Technical Indicators

Posted August 12, 2009 – 7:52 am in: Loans
     

Technical analysis depends on the use of indicators in finding the optimal points for entry and exit for each trade. A number of advanced technical indicators have been developed over the years that are used by the traders to confirm a particular market pattern. Two or more indicators are used in conjunction to confirm whether the markets are trending, ranging etc.

Each chart and technical indicator plays a unique role in the overall analysis process. You need to learn how to use these technical indicators to confirm trending or non trending conditions. The time periods and the technical indicators are useful in spotting interday or intraday turning points caused by large moves, retracements, continuances or reversals.

Each technical indicator performs differently in both trending and non trending markets. You should understand how each technical indicator shows direction, entry, exit or weaknesses or strength of price action in trending or non trending market conditions. You should memorize these differences to make the best use of these tools in your trading.

Lets discuss some of the important technical indicators that are popular among the traders. Directional Movement Indicator (DMI) combines Average Directional Index (ADX) and the Directional Index (DI). The Average Directional Index measures the strength of a prevailing trend. ADX rises when the trend is strong. It falls when the prior confirmed trend or direction is weakening and it measures the trending quality of the market. ADX isolates those periods where the market is not trending.

Directional Index (DI) comprises positive DI+ and negative DI-. When DI+ rises above DI-, an upward direction is confirmed. When DI- rises above DI+, a downward direction is confirmed. Both DI+ and DI- show direction. A strong move in the currency markets is confirmed when ADX is rising and both DI+ and DI- are apart.

The Stochastic Indicator identifies swings, tops and bottoms. The Stochastic Indicator is often referred to as the overbought or oversold indicator. It measures the relationship between the closing price of a currency pair and its high or low during a specific number of days or weeks.

The Stochastic Indicator does a wonderful job in finding the reversal tendencies in prices. As the price of the currency pair rises, the closing price tends to be closer and closer to the extreme high prices of the currency pair. Similarly as the prices fall, the closing price tends to fall on average closer and closer to the extreme low prices.

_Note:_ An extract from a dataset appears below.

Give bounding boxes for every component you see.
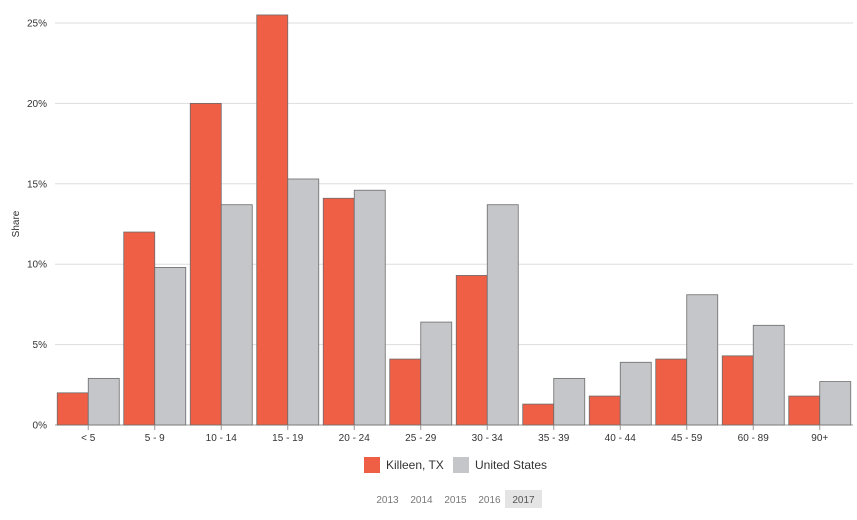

The Stochastic Indicator is considered to be a highly accurate method of picking the tops and bottoms. This indicator tries to find a correlation between the moving closing price of the currency pair and its reversal tendencies. It is a very useful tool that can be used as a timing aid. It tells you when to take action in a currency pair particularly when it is used in conjunction with other technical indicators. It is very popular among the traders.